In optics and materials science, Condon model is a mathematical formula for the frequency dependence of the chirality parameter of bi-isotropic or bi-anisotropic media. It was reported by Edward Condon, William Altar and Henry Eyring in 1937 in its definitive form, with its earlier forms being introduced by Max Born, Heinrich Gerhard Kuhn and Léon Rosenfeld, among others.

==Mathematical formulation==
Electric and magnetic constitutive relations for a dispersive and reciprocal chiral material are written as:
$\textbf{D} = \varepsilon(\omega) \textbf{E} - i \kappa(\omega) \sqrt{\varepsilon (\omega) \mu (\omega)} \textbf{H}$
$\textbf{B} = \mu(\omega) \textbf{H} + i \kappa(\omega) \sqrt{\varepsilon (\omega) \mu (\omega)} \textbf{E}$

where $\varepsilon(\omega)$ and $\mu(\omega)$ are the frequency-dependent permittivity and magnetic susceptibility. $\kappa(\omega)$ denotes the chirality parameter for magnetoelectric coupling.
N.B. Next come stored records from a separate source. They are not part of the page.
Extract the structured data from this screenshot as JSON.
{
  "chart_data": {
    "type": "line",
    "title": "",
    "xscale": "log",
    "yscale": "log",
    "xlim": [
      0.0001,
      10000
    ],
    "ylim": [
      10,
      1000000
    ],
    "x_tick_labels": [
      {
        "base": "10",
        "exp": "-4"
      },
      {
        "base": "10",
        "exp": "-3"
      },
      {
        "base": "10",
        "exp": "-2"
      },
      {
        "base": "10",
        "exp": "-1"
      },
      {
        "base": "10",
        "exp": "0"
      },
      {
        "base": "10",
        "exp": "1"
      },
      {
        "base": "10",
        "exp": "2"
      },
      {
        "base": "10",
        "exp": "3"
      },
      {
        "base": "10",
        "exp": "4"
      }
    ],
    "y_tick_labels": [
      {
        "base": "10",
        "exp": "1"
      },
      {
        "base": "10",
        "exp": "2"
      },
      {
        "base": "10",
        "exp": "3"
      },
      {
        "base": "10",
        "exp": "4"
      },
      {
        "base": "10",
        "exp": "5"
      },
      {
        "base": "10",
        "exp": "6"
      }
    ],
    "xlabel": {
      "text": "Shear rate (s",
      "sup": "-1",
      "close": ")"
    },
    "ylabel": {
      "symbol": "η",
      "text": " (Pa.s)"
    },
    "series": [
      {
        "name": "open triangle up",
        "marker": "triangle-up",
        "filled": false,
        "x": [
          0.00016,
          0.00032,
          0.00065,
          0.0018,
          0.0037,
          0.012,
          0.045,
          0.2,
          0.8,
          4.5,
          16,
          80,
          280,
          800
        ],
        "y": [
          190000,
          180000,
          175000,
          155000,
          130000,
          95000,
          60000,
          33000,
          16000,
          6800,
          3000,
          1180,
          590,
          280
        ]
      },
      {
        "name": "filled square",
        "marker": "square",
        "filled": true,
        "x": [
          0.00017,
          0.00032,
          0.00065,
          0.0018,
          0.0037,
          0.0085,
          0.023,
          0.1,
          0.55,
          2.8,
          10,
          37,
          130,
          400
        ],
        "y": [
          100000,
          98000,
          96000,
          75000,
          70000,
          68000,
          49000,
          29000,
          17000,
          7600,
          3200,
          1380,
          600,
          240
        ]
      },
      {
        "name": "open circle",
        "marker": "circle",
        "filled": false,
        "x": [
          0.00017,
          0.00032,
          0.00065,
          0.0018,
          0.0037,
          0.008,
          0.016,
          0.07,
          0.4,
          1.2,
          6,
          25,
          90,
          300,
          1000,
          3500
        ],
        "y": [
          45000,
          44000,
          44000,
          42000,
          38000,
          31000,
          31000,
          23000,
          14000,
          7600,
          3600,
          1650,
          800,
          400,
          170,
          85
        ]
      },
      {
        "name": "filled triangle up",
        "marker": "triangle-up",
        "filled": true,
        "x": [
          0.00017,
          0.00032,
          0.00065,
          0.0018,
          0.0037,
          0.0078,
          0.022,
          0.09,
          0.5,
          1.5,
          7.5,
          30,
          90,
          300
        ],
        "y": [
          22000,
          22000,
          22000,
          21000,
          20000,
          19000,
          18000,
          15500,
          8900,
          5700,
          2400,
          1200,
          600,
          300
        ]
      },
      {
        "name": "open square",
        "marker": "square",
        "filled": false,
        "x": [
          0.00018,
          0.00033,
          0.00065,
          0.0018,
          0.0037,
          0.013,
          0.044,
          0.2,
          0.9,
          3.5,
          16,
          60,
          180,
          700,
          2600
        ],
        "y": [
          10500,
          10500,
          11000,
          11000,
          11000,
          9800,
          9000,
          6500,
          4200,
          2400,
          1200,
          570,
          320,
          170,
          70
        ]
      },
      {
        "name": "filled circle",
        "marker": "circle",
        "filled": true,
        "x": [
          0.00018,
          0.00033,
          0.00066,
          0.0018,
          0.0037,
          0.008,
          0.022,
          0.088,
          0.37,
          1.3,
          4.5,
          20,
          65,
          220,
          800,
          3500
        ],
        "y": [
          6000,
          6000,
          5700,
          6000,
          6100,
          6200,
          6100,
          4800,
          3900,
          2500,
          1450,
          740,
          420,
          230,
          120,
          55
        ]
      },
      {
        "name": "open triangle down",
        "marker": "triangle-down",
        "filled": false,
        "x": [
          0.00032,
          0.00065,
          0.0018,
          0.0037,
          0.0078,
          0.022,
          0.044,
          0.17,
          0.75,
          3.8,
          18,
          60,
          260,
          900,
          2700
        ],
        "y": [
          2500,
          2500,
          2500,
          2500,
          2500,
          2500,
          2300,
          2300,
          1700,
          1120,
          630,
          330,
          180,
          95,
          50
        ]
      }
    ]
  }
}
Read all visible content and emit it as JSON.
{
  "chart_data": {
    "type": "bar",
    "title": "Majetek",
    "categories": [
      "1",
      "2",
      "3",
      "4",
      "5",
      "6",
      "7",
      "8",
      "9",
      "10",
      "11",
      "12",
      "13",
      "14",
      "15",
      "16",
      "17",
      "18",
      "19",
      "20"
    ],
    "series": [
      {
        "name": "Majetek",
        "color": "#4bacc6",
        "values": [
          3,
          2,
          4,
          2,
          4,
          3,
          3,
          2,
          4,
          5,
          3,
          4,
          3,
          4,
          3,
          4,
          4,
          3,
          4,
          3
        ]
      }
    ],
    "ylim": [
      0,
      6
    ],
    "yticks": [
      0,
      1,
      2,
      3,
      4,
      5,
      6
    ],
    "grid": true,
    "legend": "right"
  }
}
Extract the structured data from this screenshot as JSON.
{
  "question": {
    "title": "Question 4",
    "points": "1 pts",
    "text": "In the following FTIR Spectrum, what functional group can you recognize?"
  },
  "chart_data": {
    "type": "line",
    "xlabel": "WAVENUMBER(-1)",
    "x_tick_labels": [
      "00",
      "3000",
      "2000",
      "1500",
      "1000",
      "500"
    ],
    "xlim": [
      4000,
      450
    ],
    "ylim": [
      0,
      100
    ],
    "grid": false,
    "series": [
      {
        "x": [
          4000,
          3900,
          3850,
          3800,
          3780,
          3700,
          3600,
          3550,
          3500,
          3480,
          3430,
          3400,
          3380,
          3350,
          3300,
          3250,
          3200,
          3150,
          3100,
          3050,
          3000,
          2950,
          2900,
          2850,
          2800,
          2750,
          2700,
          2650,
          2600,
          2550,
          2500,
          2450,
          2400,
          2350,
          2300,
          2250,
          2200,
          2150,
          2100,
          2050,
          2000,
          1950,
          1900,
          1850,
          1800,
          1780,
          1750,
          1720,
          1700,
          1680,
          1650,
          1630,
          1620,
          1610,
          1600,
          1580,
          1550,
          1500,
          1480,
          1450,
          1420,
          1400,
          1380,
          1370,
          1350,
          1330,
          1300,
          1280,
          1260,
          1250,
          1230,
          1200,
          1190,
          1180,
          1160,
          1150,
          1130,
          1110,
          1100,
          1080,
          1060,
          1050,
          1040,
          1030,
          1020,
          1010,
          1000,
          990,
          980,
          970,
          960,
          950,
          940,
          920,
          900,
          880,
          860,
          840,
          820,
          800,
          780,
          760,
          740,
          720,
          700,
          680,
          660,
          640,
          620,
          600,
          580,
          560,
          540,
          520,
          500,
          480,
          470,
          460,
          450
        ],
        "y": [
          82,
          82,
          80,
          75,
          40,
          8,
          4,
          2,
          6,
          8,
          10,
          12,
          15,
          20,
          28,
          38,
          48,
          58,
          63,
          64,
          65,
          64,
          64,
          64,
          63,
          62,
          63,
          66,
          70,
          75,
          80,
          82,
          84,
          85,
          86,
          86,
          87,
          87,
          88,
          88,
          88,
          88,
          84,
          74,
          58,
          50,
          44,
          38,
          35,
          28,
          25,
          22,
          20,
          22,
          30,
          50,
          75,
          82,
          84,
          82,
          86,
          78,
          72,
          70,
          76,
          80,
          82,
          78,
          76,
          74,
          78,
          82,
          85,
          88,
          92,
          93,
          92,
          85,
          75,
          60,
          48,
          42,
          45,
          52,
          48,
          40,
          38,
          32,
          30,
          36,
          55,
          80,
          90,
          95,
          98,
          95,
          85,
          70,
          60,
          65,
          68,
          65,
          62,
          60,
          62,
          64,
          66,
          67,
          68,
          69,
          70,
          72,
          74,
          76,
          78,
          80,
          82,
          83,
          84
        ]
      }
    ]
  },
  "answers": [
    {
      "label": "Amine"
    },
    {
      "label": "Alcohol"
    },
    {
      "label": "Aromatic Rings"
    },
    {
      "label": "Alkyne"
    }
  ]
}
Using a quantum mechanical treatment of molecular transitions that facilitate chiral behavior, Condon et al. arrives at a single oscillator oscillator expression for the chirality parameter, known as "the one‐electron rotatory power":

$\kappa(\omega) = \frac{\omega R}{\omega^2 - \omega^2 - i \omega \Gamma}$

where
- $\omega_{0}$ is the angular resonant frequency of the molecular transition.
- $\Gamma$ is the damping term.
- $R$ is the rotational strength of the molecular transition.

Alternatively, an expression with multiple oscillators can be used to denote multiple molecular transition between the states$a$ to $b$:

$\kappa(\omega) = \sum_b \frac{\omega R_{ba}}{\omega_{0,ba}^2 - \omega^2 - i \omega \Gamma_{ba}}$

Under passivity constraints, imaginary parts of the complex Condon expression and the other constitutive paremeters obey the inequality:

$\text{Im}\left[\kappa(\omega)\right]^2 < \text{Im}\left[\varepsilon(\omega)\right]\; \text{Im}\left[\mu(\omega)\right] c_0^2$

where $c_0$ is the speed of light in vacuum. The model is often approximated with a single-pole oscillator whose resonance lies far away from other molecular transitions. The presence of angular frequency ($\omega$) term in the numerator suggests the absence of chirality in the static limit. Since the model is causal and thus obeys the Kramers–Kronig relations, it is used in the time-domain analytical and numerical modeling of wave propagation in chiral media.

Condon model parameters of chiral materials such as glucose solutions and metamaterials can be retrieved from experimental measurements of optical rotatory dispersion and electromagnetic simulation data.